Ma il dato forse più sconvolgente è che i low skilled sono diplomati (20,9%) e non di rado addirittura laureati (4,1%), come risulta dall’indagine internazionale sulle competenze degli adulti PIAAC (International Programme for Assessment od adult Competencies), promossa dall’OCSE (Organizzazione per la Cooperazione e lo Sviluppo Economico). 
Il nuovo analfabetismo è in espansione e non ne sono quindi immuni neanche i dottori, eppure tale fenomeno sembra non preoccuparci affatto. L’Italia, culla della civiltà, dell’arte, della letteratura e del diritto, è oggi al penultimo posto in Europa per livello di competenze, preceduta solo dalla Turchia, che si aggiudica il podio dell’imperizia.
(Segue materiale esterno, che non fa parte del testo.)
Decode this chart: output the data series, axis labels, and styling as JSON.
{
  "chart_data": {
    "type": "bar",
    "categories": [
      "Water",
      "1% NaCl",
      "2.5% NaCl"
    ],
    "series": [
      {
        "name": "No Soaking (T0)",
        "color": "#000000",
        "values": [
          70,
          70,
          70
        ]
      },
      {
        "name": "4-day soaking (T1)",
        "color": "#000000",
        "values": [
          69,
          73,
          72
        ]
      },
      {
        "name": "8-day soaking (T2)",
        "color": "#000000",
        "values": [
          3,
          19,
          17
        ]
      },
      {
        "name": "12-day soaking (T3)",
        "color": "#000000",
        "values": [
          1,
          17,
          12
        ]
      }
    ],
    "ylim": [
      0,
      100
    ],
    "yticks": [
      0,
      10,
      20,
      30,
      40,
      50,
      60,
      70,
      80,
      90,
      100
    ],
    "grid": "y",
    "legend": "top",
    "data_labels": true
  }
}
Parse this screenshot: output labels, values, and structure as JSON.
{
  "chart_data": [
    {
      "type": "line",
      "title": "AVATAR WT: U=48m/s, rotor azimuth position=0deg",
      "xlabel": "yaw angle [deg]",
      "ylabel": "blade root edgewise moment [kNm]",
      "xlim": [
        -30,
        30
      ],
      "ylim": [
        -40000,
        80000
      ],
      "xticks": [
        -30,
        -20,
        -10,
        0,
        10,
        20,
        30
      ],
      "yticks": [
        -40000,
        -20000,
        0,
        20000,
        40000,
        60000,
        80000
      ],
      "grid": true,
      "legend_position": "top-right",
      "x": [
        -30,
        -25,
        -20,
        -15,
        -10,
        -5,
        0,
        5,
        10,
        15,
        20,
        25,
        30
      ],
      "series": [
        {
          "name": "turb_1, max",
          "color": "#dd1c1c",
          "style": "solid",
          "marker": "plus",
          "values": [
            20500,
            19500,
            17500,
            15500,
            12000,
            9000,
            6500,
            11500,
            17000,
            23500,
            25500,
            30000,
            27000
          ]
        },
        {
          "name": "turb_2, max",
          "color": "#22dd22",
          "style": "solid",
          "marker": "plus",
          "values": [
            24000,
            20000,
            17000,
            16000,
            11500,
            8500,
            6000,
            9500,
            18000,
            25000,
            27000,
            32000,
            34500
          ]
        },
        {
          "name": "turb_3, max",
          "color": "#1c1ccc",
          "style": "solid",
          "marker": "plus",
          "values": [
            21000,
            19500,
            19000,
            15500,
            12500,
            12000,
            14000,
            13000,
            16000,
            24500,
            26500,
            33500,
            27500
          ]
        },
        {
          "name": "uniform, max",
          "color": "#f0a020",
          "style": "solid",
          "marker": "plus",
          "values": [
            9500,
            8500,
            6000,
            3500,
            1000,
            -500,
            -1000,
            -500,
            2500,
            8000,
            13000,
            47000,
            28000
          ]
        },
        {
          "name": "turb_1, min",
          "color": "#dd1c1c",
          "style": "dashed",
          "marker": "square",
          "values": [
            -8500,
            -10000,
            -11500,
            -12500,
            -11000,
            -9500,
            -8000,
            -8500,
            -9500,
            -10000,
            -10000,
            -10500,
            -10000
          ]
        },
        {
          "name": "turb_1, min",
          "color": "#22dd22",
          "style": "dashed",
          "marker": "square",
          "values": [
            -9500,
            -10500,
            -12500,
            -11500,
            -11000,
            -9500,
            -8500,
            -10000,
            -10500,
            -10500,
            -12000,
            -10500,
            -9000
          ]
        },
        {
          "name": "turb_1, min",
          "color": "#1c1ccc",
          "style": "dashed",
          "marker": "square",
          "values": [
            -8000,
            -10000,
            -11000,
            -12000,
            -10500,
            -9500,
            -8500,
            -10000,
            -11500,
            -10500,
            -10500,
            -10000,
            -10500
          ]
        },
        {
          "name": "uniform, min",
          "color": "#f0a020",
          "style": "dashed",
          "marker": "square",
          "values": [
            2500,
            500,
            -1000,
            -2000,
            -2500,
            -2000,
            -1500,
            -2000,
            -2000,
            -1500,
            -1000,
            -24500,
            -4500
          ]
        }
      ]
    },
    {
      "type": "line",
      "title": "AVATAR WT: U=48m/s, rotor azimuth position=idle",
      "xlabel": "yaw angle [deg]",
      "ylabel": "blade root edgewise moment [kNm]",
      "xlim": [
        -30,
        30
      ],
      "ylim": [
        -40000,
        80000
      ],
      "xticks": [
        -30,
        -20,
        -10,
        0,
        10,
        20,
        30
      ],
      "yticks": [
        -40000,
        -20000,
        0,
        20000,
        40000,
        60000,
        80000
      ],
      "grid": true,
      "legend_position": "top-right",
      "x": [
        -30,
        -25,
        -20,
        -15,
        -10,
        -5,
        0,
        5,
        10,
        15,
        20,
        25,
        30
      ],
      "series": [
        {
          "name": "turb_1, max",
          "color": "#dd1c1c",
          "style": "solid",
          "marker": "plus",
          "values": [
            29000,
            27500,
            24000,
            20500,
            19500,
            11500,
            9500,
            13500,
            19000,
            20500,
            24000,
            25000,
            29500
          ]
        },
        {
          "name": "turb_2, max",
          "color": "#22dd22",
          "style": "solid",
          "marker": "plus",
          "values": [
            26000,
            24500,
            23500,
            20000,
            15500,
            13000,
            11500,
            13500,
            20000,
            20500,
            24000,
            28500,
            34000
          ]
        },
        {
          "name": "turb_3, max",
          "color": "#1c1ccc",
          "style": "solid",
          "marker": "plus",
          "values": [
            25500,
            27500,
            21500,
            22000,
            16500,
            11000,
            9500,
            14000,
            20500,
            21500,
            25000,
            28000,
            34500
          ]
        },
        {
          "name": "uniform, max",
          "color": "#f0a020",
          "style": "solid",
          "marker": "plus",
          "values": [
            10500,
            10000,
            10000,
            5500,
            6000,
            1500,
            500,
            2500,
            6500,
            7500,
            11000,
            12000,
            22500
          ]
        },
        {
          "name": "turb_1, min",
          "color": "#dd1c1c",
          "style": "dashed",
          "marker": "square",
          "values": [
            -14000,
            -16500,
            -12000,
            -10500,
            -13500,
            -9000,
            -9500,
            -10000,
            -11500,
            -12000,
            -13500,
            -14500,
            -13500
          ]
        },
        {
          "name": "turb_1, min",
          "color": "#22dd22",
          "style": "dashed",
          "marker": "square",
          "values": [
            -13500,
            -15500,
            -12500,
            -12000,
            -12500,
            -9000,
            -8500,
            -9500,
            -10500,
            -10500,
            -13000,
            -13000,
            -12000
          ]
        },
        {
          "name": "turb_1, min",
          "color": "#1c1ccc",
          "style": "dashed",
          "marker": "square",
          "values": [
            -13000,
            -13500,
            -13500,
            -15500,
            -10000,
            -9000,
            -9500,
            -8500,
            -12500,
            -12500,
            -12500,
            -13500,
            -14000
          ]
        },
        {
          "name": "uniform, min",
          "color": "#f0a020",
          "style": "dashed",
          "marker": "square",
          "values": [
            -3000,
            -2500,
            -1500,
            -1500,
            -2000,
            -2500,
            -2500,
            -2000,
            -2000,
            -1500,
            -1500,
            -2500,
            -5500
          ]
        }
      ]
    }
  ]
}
Non possiamo fare a meno di chiederci cosa stia accadendo ai nostri ragazzi, che si trasformano progressivamente in somari, al pari di Lucignolo e Pinocchio nel Paese dei Balocchi, pur essendo diplomati e persino laureati. 
Ad incidere negativamente sulle nostre abilità cognitive e verbali è senza dubbio l’utilizzo dei social network e delle chat, che porta alla diffusione di un linguaggio sempre più povero, fatto soprattutto di simboli, immagini, “emoticon”, rendendoci inetti nel momento in cui dobbiamo affrontare discorsi e ragionamenti più complessi rispetto a quelli che normalmente si sostengono sui social media. 
Inoltre, il predominio indiscusso dell’immagine esteriore ci conduce, da un lato, alla cura maniacale del corpo e, dall’altro, alla trascuratezza di altri aspetti fondamentali della persona, come mente e spirito, i quali, se non vengono coltivati, appassiscono e si spengono. 
Ecco perché non sorprende che in Italia, Paese in cui quasi 28 persone su 100 sono analfabeti funzionali, una famiglia su 10 non abbia neanche un libro in casa e che il numero di lettori continui a diminuire, passando dal 42% della popolazione nel 2015 al 40,5% del 2016 (dati Istat). 
LIBRERIE VUOTE 
Risulta inoltre che il 28,2% dei nuclei familiari detiene al massimo 25 volumi e che il 63,2% ha una libreria che conta non più di 100 titoli. Tuttavia, disporre di tomi nella propria abitazione non equivale all’averli sfogliati. Infatti, circa un individuo su cinque (21,4%) di quelli che godono di più di 400 testi ammette di non averne aperto mai neanche uno. Insomma, per molti italiani un libro altro non è che un suppellettile o un complemento d’arredo per abbellire e decorare l’appartamento. Di guarnire la testa, invece, non se ne parla proprio. Forse ci converrebbe mettere giù il cellulare ed afferrare qualcosa da leggere. Prima che sia troppo tardi.